X-Message-Number: 8344
Subject: Visserization
Date: Tue, 24 Jun 1997 12:24:07 -0400
From: "Perry E. Metzger" <>

> From: 
> 
> Charles Platt (# 8322) tells us that DMF, the purported active ingredient in
> Virodene, the AIDS medication being tested by Mrs. Visser and her medical
> associates, is 50% fatal when given orally to rodents in the amount of about
> 7 milliliters per kilogram of body weight, and roughly 5.5 ml/kg
> peritoneally. 
[...]
> DMF is about as dense as water, so one milliliter is about one gram. For a
> person weighing 70 kg or 154 lb, the 50% fatal dose, according to him, would
> then be about 7 x 70 gm = 490 gm or roughly 17.5 ounces--WHICH IS MORE THAN A
> POUND.

The Ettinger Simulation notes accurately that to kill something
immediately requires a lot of the stuff.

However, that isn't the point. The LD-50 is the amount that will kill
half the animals dosed IMMEDIATELY, and I believe was noted for
purposes of explaining that we aren't talking about "safe as
cornstarch" here. As a cryopreservative, it isn't likely to leave
animal parts particularly viable (as was claimed) if it's thorougly
perfused into them -- a pound of cryopreservative (the LD 50) isn't
going to be enough for a large sized human. This isn't the issue for
AIDS patients, though.

The issue is for AIDS patients, though, is not the LD 50 (which is of
interest primarily in discussing the claims that the stuff is a great
cryopreservative) but the fact that the substance in question is a
potent mutagen. It doesn't need to kill you right away. It will have a
fine old time screwing you up even in far lower doses. Not, of course,
that Visser will tell us exactly what the dose is, or why on earth
anyone would expect this substance would be a miracle cure for AIDS.

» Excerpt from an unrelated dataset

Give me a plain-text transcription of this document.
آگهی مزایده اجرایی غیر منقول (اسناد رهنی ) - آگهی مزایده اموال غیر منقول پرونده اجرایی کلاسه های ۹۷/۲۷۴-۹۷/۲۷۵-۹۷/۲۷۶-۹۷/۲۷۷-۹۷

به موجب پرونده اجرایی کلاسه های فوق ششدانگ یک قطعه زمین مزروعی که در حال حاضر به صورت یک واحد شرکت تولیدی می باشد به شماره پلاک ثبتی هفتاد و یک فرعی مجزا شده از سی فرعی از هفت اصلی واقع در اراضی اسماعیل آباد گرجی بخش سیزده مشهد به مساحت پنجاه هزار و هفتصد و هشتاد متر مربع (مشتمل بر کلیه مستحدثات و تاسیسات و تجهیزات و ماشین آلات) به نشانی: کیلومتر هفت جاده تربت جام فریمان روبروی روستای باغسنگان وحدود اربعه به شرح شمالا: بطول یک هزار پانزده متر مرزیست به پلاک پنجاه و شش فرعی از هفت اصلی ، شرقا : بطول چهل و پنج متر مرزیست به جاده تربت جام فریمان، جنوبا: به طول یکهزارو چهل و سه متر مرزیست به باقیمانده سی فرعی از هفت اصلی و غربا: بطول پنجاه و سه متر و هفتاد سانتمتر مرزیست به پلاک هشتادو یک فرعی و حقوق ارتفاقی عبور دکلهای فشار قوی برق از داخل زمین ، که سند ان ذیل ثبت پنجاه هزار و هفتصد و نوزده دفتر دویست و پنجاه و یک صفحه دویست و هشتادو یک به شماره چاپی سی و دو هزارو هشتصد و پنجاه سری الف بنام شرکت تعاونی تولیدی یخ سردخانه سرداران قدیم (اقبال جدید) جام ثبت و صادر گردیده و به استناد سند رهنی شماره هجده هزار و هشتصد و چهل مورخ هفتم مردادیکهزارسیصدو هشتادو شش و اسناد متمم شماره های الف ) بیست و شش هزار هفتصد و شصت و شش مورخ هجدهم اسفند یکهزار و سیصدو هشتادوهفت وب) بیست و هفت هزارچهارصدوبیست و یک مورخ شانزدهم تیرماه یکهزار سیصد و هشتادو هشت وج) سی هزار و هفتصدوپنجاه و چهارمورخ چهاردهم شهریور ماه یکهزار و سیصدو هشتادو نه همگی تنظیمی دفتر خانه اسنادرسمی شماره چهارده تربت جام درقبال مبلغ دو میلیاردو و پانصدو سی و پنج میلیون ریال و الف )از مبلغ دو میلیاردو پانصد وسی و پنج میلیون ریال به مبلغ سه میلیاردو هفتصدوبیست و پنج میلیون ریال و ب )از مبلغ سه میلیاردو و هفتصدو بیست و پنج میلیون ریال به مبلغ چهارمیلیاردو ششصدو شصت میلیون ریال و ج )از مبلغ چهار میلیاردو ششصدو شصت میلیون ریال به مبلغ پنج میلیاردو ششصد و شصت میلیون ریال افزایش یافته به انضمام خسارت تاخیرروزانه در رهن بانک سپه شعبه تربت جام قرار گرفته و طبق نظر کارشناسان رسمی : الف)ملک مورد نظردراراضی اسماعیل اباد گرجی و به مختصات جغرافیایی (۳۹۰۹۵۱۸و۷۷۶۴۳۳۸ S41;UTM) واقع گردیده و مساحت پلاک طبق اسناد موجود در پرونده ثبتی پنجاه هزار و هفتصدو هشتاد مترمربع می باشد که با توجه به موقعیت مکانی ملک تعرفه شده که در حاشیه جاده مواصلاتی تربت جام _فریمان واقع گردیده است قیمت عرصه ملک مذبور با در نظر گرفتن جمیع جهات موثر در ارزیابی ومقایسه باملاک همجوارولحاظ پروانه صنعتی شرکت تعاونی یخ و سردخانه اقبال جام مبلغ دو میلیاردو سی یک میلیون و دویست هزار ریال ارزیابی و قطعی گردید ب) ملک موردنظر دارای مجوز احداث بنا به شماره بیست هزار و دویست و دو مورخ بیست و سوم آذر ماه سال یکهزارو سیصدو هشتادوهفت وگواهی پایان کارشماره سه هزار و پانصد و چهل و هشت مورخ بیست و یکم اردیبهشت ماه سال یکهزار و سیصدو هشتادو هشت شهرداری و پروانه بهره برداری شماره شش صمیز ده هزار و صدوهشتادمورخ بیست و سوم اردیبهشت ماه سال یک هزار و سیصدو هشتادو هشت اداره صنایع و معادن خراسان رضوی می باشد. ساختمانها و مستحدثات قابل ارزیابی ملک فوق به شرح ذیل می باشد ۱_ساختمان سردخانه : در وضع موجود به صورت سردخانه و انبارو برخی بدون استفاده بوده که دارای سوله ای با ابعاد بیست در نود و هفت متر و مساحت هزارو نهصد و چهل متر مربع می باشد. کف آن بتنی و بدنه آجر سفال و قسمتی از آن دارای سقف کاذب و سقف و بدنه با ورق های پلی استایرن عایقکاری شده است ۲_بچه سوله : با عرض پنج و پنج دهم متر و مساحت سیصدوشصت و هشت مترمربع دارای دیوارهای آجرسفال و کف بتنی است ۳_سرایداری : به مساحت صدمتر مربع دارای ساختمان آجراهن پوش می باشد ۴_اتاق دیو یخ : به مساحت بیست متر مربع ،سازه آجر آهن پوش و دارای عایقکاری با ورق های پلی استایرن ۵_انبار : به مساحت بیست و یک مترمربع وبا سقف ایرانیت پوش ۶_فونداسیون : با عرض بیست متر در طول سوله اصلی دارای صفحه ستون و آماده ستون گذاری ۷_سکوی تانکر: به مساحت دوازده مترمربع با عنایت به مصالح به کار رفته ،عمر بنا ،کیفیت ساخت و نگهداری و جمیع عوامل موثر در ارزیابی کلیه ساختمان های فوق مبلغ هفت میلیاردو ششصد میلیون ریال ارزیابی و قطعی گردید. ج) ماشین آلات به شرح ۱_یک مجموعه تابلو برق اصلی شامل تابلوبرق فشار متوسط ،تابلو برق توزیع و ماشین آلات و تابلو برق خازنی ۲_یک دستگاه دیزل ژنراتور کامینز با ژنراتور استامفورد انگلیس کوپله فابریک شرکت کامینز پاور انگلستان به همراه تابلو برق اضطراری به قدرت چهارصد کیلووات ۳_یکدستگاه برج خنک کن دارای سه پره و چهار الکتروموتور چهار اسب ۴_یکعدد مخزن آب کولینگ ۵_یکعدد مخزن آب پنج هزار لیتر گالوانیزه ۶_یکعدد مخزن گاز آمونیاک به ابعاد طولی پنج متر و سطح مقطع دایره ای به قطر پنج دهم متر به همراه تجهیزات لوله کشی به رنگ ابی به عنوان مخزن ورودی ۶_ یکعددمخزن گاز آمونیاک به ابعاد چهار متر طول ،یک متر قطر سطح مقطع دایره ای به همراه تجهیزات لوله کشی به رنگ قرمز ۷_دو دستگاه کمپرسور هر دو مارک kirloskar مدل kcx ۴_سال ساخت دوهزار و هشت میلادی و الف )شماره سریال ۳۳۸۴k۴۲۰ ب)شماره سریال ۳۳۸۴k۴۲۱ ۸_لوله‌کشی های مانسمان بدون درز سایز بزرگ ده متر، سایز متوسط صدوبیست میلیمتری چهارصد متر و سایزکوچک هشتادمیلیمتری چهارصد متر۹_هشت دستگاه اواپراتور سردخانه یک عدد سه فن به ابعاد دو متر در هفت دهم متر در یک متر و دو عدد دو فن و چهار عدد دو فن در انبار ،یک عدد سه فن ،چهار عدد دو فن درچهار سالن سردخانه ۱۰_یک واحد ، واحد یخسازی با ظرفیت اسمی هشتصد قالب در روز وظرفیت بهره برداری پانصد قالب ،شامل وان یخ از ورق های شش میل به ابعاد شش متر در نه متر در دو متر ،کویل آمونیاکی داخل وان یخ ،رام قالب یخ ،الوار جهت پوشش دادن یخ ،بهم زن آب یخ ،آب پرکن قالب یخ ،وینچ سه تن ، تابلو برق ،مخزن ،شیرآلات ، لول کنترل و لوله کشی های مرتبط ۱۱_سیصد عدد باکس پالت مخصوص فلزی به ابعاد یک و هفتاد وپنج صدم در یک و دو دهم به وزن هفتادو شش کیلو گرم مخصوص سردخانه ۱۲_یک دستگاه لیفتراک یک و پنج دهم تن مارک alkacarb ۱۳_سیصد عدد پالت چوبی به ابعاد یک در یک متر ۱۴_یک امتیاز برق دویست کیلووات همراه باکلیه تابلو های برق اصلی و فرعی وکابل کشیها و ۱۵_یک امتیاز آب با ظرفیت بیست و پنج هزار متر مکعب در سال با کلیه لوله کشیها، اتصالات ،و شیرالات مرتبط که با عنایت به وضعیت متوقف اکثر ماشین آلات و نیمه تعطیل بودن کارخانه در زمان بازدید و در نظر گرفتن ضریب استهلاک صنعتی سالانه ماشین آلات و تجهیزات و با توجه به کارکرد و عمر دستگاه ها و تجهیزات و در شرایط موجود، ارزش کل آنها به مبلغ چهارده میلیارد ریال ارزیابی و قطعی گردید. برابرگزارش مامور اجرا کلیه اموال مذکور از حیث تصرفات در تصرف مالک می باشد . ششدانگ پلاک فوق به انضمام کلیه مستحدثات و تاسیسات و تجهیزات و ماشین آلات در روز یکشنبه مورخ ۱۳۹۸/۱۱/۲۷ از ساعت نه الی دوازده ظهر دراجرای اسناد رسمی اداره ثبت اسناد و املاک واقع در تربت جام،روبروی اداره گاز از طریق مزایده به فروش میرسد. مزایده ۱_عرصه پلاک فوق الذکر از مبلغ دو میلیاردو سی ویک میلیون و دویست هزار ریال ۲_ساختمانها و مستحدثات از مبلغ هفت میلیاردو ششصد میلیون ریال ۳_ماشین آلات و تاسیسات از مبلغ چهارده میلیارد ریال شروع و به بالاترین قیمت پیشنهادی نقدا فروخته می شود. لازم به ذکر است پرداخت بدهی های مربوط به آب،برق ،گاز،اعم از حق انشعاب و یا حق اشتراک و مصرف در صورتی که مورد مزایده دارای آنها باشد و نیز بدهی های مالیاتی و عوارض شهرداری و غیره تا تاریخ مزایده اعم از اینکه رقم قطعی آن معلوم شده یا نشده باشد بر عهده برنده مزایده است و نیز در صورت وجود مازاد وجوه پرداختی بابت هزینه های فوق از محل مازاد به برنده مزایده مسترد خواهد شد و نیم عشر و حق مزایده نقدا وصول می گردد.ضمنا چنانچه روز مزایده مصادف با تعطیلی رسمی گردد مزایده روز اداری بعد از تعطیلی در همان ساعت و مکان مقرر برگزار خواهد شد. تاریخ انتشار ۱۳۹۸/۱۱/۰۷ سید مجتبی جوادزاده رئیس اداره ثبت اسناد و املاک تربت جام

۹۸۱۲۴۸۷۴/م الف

I'm sure the Ettinger Simulation would wish us to all pretend that the
entire Visser incident hadn't happened, but from my perspective the
entire thing is a grotesque embarassment to the people who spent money
on Yet Another Quack. Visser seems sincere -- and also thoroughly
unable to do any reasonable science. Before money was committed,
someone should have personally checked out Visser's methods and tried
to look for real evidence of success in advance of proclaiming the new
age of cryopreservation was upon us.

> Oh yes, Charles asks if I would wear a Virodene patch.  Certainly--if I were
> dying of AIDS. 

Were I dying of AIDS, I think I'd stake my hopes on protease
inhibitors and the other drugs that have genuinely shown promise in
treatment, and not in quack nostrums. The real tragedy here is that
actual treatments now exist -- one doesn't have to rely on quackery.